My last post was the century and 6 mile brick on 5/28. I ended up taking Tuesday as a rest day because I was still fairly fatigued from the day before. I debated going to yoga, but decided against it, planning to go Wednesday instead.
Then Wednesday rolled around and a last minute thing at work came up that meant I'd miss yoga on that day too. Then I started thinking that I'd like to get an 8 mile run in - but by the time I was able to, it was dark out and I didn't want to chance rolling my ankle on a pothole or something stupid, so I decided to get up early Thursday morning before work.
Which I did, amazingly enough. My plan was to do around 8 miles @ threshold pace. Everything was going well until around mile 3.5, when I started noticing some discomfort in my right hamstring. Since it was just discomfort, I kept going, but at mile 4 it got a lot worse, so I stopped. Of course, I was on the dark side of the moon, so I still had to manage some way to get back home without making things worse. I thought about continuing to run through it, but then realized I'd be pissed at myself if I further injured myself just for the sake of making sure I showed up to work on time. So instead I hobbled back with a combination of walking and running. It felt like either a very weird cramp, or a minor hamstring pull. I'm still not sure which it was, but after icing it when I got home, and a day of sitting down and giving it rest, it was a lot better that evening.

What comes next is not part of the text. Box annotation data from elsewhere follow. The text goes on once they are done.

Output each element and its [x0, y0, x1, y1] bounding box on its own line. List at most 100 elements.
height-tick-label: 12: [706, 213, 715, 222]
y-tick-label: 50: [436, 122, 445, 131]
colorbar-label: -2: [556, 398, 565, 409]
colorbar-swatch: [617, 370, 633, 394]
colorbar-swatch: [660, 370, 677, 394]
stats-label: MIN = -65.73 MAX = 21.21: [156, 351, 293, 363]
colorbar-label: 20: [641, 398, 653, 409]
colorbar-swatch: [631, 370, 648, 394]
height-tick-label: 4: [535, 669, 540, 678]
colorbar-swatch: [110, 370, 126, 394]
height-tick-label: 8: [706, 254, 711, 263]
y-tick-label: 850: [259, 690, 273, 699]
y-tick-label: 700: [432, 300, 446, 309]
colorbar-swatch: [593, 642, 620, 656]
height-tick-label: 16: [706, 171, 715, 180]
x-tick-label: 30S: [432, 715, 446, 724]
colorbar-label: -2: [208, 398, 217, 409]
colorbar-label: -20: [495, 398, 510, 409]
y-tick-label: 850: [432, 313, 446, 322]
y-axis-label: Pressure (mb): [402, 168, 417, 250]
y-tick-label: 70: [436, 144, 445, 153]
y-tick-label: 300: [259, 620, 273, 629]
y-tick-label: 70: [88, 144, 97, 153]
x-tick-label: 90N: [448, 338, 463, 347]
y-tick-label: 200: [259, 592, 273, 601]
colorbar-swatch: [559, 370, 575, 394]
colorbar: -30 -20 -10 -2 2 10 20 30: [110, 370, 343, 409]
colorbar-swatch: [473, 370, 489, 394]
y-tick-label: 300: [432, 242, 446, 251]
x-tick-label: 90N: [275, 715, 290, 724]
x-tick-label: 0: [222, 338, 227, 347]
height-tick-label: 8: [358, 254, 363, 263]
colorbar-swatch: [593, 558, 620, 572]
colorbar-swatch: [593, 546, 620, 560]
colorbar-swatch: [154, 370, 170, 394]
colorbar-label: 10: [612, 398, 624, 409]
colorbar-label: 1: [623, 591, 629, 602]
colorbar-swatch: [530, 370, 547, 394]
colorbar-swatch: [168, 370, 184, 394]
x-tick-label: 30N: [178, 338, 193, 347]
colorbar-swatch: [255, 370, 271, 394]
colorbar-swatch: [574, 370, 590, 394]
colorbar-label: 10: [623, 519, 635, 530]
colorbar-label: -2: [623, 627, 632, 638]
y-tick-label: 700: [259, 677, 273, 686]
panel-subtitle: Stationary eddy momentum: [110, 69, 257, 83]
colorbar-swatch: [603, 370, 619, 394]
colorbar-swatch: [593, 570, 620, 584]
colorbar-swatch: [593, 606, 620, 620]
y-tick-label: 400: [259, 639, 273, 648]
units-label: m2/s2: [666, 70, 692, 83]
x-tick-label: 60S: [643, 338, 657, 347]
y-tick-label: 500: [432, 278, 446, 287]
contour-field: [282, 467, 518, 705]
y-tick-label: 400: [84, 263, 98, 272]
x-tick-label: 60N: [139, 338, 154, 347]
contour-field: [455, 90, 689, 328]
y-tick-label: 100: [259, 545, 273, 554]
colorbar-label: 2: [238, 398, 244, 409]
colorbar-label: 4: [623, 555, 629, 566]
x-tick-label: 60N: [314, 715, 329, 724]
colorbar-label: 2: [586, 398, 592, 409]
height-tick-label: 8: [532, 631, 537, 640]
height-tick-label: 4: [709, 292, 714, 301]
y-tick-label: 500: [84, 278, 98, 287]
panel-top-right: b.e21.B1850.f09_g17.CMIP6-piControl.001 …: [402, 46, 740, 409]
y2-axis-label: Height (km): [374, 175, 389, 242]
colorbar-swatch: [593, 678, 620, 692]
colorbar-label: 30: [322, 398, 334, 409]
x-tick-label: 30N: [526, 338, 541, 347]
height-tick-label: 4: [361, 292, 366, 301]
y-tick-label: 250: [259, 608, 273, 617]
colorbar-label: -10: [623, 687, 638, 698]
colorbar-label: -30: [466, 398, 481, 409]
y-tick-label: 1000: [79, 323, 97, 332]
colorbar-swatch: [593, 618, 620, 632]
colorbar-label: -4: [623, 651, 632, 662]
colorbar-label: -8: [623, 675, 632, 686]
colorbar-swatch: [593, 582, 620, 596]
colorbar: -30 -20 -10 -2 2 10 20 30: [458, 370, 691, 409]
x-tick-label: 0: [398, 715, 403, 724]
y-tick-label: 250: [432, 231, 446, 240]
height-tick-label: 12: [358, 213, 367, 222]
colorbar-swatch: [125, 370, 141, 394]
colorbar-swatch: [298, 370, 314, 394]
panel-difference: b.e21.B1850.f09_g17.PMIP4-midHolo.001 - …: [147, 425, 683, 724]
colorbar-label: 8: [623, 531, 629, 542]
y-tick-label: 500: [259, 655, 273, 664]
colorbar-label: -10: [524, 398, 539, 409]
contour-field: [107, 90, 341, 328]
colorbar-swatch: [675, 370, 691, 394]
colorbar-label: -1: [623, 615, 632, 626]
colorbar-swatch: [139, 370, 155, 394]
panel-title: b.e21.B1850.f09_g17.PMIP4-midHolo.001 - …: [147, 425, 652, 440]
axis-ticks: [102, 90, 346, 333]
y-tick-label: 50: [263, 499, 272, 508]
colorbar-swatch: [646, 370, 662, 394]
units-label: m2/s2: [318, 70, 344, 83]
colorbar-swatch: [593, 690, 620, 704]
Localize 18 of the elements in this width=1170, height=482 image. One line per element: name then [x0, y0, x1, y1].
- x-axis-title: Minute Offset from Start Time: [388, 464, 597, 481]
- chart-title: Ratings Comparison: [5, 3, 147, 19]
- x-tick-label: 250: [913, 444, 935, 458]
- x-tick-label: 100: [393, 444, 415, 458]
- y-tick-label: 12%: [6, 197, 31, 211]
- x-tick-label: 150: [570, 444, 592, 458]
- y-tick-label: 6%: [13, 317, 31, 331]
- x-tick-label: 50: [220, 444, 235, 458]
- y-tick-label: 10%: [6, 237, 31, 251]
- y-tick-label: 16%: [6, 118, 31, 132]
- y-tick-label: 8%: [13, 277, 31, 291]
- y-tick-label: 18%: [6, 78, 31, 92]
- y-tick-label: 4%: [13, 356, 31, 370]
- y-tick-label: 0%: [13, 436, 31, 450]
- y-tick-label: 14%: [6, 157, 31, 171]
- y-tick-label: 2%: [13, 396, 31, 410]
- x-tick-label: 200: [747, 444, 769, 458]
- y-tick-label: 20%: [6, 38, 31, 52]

Since I couldn't finish the run, that evening I decided to hit the bike and revisit Mary Austin, a workout I tried in the past but ended up bailing on the last interval. This time I finished it, but still found it surprisingly difficult. You'd think that if I can do 3 x 20 minutes @ FTP, this workout with some time under and some time over FTP would be a tad easier, but it wasn't. I can only guess that the intervals right at FTP hit a comfortable steady state of exertion, whereas this one is changing things up every couple minutes, which keeps the body guessing.
On Friday I started thinking about the past few months. I feel like I peaked in my long distance running endurance during Stu's 30k at the beginning of March. After that, I've had successive soft tissue injuries for whatever reason - first it was rolling the ankle at the dog park, an injury which lingered for a few weeks, but I kept running on it for a while before finally taking a full week off. However there were no long runs during that time because of the injury. Then after that was healed, I did a long 17 mile run and hurt the same ankle, but on the outside. That was feeling better about two weeks later, when I did an 11 mile run and blew it out again, requiring another two weeks of little/no running and certainly no long runs. Since then I've been able to build up 'long run' distance to just over 8 miles by staying conservative - but all told in the end the past few months have been a major disappointment in terms of long runs.
While some of the injuries can be explained by my own stupidity (running 17 miles 48 hours after running 9 miles), I'm starting to think a large part is also the lack of leg strength work I've been doing. All last summer as I was building up volume, I was hitting the P90X Legs & Back routine on a regular basis. Over the winter, I did it more. If I recall, I stopped when I got the bike trainer, thinking that my time was probably best spent on that rather than the strength training. That may have been a bad assumption, because the strength training may be a critical component to my staying injury free. Not entirely sure, just a theory for now.
So with that in mind, I decided to resume leg strength work. After a short 3.5 mile run on Saturday - half the purpose was to exercise the dogs, but the other half was to just start accumulating some time pounding pavement - I did a series of lunges and squats. I didn't go with the full P90X routine because I knew from past experience that if I've slacked from that and go back to the full thing, my legs are sore and useless for like a week. So I just did some balance lunges, deadlift squats, single leg squats, calf raises, sneaky lunges step-forward lunges and step-back lunges. Even with that workout load of about 15-20 minutes, the day after I'm pretty sore, and I'm glad I stopped when I did. It'll allow me to recover faster and then a few days later I should be able to do another 15-20 minute session.
In an attempt to help get the blood flowing, I did a quick spin - the TR Geiger workout. This is a 1 hr sweet spot intensity workout. I didn't want to do anything too intense since my quads and glutes were already tight, and further tightening would start to go down the road of ITB issues.
Also, kind of an afterthought - it appears the hamstring has healed up - at least enough that I don't notice it when walking. Yesterday during the short run, I felt it while walking, but I felt it more during the run. At this point, depending on schedule and how things shake out, I may try for something like 10 miles easy on Monday or Tuesday.